Business

Ensco to buy Pride International for $7.3bn

  • 7 February 2011
  • From the section Business
Oil rig
Image caption The deal would save a combined $50m, the companies said.

UK drilling group Ensco has announced a deal to buy US rival Pride International for $7.3bn (£4.5bn) that would create the world's second largest offshore drilling company.

The combined group would have 74 rigs covering all the major global oil markets, the companies said.

The deal would lead to cost savings and greater resources for building more rigs, they added.

Deep water drilling was dealt a blow by the BP Gulf of Mexico oil spill.

Analysts say the spill could lead to further consolidation among oil rig operators.

Cash and shares

The combined company would save $50bn a year from 2012, Ensco said.

"The combination is an ideal strategic fit, as our rig types, markets, customers and expertise complement each other with minimal overlap," said the company's chief executive Dan Rabun.

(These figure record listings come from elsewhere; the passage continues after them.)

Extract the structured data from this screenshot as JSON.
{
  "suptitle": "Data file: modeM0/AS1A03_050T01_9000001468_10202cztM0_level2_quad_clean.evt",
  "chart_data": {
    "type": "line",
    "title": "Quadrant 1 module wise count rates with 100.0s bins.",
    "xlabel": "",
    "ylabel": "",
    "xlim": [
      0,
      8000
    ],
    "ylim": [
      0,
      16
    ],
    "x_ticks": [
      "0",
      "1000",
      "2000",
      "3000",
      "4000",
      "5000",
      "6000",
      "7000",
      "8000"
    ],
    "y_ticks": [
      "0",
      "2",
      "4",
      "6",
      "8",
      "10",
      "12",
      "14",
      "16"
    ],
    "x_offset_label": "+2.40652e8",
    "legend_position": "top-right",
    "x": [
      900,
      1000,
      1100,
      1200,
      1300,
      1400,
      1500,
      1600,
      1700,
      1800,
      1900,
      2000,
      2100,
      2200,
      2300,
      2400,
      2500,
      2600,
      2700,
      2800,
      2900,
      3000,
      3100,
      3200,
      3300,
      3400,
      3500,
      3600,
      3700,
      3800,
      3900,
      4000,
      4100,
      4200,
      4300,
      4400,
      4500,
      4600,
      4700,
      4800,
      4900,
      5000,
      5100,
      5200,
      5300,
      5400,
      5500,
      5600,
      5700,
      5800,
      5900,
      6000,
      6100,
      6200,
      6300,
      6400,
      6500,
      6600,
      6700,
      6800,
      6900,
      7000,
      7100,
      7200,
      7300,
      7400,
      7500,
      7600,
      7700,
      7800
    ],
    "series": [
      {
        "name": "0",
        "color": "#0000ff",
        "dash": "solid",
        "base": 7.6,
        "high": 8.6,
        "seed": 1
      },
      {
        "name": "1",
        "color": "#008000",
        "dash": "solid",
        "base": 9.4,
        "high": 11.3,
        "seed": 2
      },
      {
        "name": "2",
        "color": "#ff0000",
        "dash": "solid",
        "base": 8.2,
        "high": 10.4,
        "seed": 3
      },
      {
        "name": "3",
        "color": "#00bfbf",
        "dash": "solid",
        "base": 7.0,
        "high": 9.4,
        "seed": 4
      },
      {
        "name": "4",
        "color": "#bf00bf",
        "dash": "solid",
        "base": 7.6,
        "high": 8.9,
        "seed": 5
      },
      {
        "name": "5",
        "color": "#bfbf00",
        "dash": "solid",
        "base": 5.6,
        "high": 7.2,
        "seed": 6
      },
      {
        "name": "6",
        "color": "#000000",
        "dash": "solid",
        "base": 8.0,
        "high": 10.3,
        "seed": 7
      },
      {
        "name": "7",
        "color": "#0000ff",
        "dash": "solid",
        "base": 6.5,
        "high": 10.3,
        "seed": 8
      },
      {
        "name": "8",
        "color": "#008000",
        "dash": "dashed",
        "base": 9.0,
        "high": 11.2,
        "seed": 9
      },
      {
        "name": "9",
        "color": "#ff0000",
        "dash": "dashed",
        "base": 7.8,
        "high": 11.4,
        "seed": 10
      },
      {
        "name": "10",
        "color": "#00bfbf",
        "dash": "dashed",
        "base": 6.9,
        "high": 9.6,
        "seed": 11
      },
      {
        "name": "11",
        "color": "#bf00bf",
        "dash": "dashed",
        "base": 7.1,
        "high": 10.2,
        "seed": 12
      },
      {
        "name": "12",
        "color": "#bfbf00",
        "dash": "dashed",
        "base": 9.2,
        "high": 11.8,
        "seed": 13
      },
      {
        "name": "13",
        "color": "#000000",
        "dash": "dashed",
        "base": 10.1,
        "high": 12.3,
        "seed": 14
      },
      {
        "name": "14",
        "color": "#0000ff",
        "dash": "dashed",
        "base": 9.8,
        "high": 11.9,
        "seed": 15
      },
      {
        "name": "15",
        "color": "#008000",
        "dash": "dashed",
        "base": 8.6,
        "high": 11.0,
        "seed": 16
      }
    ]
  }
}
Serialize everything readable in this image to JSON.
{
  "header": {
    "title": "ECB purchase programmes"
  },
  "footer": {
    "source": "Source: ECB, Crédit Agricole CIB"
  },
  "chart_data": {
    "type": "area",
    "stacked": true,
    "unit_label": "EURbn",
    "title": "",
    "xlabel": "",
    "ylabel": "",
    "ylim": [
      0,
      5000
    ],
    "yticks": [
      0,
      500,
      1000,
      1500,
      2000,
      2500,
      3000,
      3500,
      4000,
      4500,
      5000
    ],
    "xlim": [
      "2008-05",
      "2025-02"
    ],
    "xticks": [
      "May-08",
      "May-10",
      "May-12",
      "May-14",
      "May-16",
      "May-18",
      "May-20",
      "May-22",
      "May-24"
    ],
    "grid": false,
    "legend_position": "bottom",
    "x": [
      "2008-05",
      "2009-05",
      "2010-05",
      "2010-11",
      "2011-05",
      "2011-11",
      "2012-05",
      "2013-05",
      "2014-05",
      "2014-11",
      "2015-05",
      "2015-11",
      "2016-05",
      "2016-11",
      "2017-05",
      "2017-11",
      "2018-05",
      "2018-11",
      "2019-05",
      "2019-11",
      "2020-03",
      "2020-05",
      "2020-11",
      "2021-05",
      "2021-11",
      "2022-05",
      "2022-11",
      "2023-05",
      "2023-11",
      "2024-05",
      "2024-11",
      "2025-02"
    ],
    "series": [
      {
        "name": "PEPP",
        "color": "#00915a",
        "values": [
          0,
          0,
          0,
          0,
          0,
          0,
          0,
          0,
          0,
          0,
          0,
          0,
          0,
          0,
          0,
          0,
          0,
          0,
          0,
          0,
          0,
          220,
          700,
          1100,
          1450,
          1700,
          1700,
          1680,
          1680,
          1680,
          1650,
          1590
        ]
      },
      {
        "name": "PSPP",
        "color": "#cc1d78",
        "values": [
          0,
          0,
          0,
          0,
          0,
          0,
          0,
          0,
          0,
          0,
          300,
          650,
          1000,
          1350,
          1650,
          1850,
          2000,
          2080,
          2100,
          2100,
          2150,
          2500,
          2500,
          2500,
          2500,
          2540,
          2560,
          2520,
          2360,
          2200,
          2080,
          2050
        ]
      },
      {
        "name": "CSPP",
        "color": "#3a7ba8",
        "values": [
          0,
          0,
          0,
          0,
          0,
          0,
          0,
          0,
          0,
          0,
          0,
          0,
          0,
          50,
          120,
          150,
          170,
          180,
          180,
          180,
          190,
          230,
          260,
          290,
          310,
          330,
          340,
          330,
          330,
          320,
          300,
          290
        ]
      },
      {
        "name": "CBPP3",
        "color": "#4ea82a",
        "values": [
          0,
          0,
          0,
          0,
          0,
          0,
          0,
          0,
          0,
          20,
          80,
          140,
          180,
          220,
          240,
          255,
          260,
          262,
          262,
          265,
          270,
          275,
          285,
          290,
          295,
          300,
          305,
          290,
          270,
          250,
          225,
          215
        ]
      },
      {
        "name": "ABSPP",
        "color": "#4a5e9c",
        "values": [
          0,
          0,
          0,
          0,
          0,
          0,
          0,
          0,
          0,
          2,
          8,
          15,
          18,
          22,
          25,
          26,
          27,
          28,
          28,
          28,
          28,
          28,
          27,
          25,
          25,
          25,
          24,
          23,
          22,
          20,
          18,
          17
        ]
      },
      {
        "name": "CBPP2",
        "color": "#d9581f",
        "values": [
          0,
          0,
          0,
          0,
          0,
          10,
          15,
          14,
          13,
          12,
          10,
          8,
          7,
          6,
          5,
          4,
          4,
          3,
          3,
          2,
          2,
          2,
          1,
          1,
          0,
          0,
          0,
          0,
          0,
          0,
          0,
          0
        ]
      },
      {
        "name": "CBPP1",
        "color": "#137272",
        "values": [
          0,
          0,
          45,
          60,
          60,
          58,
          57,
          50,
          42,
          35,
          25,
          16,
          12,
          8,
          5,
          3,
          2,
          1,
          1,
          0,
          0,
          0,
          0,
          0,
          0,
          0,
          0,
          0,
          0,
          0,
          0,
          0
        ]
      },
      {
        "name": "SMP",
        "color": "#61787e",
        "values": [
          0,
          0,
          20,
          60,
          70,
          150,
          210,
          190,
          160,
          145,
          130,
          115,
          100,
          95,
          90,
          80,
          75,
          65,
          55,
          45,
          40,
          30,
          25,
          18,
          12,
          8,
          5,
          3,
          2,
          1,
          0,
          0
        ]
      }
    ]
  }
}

Mr Rabun will head up the combined company, which will continue to be based in the UK.

Under the terms of the agreement, Pride shareholders will receive 0.48 newly-issued shares of Ensco plus $15.60 in cash for each share in Pride.

Following the announcement, Pride shares rose 16% to $39.80. Ensco shares fell 4.5% to $51.98.

The deal needs regulatory approval but could be completed during the second quarter of this year, a joint statement said.